After attaining IRB approval, all eligible patients over the age of 18 who had surgical procedures under general anesthesia at Mayo Clinic in Rochester, MN, between January 1, 2010, and December 31, 2020, were retrospectively analyzed. A segmented logistic regression model was used to estimate the trends (per-year change in odds) of ASA under classification according to severity of obesity during 3 epochs: preimplementation (2010-2014), implementation (2015), and postimplementation (2016-2020).
A total of 16,467 patients of the 200,423 (8.2%) patients with obesity (class 1, 2, and 3) were underscored based on BMI alone. Accuracy of ASA-PS classification, as it pertains to BMI alone, was found to show meaningful improvement year-to-year following the updated ASA-PS guidelines with examples released in October of 2014 ( < 0.001).

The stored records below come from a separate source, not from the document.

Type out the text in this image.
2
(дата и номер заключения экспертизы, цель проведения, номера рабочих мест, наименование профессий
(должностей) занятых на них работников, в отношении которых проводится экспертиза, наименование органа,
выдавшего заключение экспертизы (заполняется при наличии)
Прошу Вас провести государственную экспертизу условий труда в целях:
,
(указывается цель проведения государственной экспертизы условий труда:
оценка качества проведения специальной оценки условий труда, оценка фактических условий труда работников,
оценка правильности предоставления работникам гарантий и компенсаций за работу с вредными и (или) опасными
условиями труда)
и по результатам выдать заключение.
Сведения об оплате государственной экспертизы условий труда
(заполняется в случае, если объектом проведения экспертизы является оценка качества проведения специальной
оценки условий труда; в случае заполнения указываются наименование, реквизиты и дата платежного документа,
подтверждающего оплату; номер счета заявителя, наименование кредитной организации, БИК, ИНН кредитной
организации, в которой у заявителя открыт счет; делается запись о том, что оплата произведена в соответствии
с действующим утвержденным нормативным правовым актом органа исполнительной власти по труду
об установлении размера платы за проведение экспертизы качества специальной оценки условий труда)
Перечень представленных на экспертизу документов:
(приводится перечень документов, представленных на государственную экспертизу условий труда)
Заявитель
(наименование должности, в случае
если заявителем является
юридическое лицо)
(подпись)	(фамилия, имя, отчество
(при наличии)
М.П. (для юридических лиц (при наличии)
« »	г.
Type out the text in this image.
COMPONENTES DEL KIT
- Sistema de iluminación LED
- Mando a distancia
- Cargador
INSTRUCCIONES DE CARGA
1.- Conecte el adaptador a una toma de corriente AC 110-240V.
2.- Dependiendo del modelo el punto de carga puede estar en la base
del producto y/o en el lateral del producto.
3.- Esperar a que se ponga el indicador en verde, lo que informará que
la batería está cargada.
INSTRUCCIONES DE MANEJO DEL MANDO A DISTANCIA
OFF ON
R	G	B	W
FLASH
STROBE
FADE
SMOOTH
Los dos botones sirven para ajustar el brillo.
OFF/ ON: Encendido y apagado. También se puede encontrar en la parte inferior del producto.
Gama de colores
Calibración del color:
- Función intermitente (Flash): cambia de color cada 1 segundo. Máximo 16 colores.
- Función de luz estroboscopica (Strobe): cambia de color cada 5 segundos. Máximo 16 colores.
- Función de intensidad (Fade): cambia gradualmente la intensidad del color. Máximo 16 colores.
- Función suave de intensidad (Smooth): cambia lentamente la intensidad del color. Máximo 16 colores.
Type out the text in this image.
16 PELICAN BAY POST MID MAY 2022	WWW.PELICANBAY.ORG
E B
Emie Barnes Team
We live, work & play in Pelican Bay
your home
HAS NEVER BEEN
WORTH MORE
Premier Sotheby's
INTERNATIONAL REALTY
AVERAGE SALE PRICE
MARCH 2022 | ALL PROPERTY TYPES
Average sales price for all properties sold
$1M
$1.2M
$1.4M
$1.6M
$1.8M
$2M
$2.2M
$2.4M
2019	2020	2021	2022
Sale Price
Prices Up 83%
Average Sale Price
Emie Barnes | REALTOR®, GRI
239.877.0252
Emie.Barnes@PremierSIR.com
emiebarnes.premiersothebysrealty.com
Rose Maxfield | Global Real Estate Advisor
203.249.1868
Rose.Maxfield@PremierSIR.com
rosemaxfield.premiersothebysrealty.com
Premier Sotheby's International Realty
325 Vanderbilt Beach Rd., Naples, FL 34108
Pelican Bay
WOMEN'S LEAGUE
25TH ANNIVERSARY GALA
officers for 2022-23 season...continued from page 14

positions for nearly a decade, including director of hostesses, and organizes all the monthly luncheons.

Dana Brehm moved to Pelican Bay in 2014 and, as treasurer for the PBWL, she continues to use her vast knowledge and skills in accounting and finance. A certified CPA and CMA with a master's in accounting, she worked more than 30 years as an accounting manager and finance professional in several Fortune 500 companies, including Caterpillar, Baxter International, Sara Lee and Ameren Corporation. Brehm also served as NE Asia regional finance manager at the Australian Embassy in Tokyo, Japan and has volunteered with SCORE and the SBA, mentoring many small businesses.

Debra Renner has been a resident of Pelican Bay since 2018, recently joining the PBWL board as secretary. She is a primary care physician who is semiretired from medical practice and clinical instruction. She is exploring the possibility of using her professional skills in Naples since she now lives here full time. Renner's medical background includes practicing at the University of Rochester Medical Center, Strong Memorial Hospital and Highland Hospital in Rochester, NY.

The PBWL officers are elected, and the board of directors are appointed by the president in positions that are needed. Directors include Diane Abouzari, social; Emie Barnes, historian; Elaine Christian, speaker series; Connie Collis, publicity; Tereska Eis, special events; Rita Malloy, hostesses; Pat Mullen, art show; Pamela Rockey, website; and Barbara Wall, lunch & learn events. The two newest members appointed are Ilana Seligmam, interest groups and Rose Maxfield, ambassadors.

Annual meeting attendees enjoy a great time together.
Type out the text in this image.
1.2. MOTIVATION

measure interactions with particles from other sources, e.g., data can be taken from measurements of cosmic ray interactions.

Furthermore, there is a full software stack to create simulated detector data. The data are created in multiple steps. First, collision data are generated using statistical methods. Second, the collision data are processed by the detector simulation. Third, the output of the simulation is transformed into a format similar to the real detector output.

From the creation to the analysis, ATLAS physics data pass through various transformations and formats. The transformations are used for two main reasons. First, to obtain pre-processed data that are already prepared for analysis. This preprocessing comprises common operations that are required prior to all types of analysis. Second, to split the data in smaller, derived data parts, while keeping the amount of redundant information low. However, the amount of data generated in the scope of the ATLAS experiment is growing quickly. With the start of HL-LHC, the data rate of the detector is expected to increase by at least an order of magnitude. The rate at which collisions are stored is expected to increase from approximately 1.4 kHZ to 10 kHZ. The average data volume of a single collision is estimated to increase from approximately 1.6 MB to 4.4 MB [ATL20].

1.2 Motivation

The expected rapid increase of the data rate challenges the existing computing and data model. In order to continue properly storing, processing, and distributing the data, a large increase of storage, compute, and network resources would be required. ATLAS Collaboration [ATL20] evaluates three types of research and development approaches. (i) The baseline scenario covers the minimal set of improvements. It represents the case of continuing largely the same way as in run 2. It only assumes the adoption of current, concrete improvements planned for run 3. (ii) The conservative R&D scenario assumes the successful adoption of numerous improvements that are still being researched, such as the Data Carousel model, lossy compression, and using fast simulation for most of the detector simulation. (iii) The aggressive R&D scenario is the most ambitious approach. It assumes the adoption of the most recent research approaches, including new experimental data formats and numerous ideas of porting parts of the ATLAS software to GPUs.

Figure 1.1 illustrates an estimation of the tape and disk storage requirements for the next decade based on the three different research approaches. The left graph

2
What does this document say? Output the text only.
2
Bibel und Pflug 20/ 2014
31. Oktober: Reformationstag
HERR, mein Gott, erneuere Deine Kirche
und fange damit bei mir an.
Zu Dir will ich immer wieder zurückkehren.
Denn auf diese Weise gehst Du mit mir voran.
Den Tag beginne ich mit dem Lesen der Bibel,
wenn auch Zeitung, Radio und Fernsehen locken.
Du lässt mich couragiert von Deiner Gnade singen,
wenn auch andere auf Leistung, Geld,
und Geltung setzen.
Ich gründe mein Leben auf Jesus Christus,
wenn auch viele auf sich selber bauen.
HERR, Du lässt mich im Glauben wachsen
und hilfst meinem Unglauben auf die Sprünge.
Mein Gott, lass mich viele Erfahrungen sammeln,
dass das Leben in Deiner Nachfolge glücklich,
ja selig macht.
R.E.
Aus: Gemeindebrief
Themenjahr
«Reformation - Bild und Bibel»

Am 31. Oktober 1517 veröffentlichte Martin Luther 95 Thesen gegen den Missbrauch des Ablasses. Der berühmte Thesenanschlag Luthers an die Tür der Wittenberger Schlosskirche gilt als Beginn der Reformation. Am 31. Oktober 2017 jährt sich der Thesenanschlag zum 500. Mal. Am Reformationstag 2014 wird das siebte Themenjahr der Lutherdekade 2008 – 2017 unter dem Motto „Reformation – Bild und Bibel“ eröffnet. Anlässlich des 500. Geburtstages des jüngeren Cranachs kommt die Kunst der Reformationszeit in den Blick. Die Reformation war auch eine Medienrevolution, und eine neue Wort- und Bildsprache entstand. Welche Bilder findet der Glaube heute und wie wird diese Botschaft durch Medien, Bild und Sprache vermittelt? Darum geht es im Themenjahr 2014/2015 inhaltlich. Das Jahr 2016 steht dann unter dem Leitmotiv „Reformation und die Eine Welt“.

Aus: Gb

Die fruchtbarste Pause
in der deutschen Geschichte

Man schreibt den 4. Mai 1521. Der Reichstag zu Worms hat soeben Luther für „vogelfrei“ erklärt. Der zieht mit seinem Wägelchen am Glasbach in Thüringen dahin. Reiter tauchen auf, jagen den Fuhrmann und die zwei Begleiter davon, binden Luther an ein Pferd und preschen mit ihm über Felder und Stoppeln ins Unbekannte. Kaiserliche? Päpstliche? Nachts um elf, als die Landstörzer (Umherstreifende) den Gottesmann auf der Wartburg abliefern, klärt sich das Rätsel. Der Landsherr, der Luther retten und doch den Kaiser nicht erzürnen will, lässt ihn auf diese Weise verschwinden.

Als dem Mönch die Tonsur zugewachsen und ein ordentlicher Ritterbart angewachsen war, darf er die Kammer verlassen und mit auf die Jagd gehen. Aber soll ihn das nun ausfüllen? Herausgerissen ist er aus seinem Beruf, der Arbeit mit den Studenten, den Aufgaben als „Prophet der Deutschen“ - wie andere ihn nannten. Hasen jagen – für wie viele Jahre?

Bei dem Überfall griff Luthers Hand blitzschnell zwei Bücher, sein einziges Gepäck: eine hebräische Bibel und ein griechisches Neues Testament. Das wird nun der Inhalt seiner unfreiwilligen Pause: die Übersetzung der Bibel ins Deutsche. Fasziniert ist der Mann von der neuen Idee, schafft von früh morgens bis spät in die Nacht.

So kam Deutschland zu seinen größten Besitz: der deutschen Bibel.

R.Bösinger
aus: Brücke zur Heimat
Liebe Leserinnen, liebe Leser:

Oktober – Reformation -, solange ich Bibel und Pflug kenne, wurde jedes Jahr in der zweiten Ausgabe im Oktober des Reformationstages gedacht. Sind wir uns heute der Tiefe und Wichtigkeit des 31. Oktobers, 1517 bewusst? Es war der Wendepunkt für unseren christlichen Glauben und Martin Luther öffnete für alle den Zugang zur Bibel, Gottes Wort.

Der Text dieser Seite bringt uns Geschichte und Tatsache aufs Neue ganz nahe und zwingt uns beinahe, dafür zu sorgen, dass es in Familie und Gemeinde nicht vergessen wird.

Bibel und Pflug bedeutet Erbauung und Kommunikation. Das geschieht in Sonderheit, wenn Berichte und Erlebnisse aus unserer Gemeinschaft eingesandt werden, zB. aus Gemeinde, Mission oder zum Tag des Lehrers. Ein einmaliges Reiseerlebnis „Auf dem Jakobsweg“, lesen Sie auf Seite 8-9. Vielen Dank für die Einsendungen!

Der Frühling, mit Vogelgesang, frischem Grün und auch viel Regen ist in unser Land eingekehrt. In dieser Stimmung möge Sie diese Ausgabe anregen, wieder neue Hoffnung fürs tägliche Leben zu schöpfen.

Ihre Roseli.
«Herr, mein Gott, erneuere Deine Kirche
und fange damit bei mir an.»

Most of the improvement occurred in 2015-2017 with relatively little between-year variability in the rate of underscoring from 2017-2020.
Despite updated ASA-PS published guidelines, providers may still be unaware of the updated guidelines and inclusion of examples used within the ASA-PS classification system. Accuracy of scoring did improve annually following the release of the updated guidelines with examples as well as department-wide educational activities on the topic. Additional education and awareness should be offered to those responsible for preanesthesia evaluation and assignment of ASA-PS in patients to improve accuracy as it pertains to BMI.
麻醉医生使用美国麻醉医师协会身体状况(ASA-PS)分类对患者进行分级,该分类由美国麻醉医师协会于1941年创建。在为患者分配ASA评分时,医生之间存在已公布的变异性和不一致性,部分原因是利用患者医疗状况进行评分具有主观性,但使用如体重指数(BMI)等客观指标时也存在变异性。迄今为止,很少有研究仅基于客观体重指数(BMI)评估麻醉医生分配ASA分级的准确性。本回顾性病历审查的目的是确定,基于2014年10月添加到ASA-PS中的BMI标准,通过多方面策略,包括在2015年秋季成立一个活跃的财务委员会、在2015年秋季和2016年春季多次发送关于ASA-PS评分更新定义和建议的电子邮件、在2016年2月进行部门大查房演示、在麻醉科室放置ASA定义和建议的覆膜副本,以及开发嵌入电子病历系统的工具以根据患者合并症结果提供ASA-PS建议,麻醉医生正确分配患者ASA评分的准确性是否有所提高。
获得机构审查委员会(IRB)批准后,对2010年1月1日至2020年12月31日期间在明尼苏达州罗切斯特市梅奥诊所接受全身麻醉手术的所有18岁以上合格患者进行回顾性分析。使用分段逻辑回归模型估计在三个时期(实施前(2010 - 2014年)、实施期(2015年)和实施后(2016 - 2020年))根据肥胖严重程度进行的ASA分级不足的趋势(每年优势比变化)。
在200,423名肥胖患者(1、2和3级)中,共有16,467名患者(8.2%)仅基于BMI被低估。发现仅就BMI而言,遵循于2014年10月发布的带有示例的更新ASA-PS指南后,ASA-PS分类准确性逐年有显著提高(<0.001)。大部分改进发生在2015 - 2017年,2017 - 2020年之间评分不足率的年际变异性相对较小。
尽管发布了最新的ASA-PS指南,但医生可能仍未意识到这些更新的指南以及ASA-PS分类系统中所使用的示例。随着更新指南及示例的发布以及全科室关于该主题的教育活动开展,评分准确性确实逐年提高。对于负责麻醉前评估和为患者分配ASA-PS的人员,应提供更多教育和提高认识,以提高与BMI相关的准确性。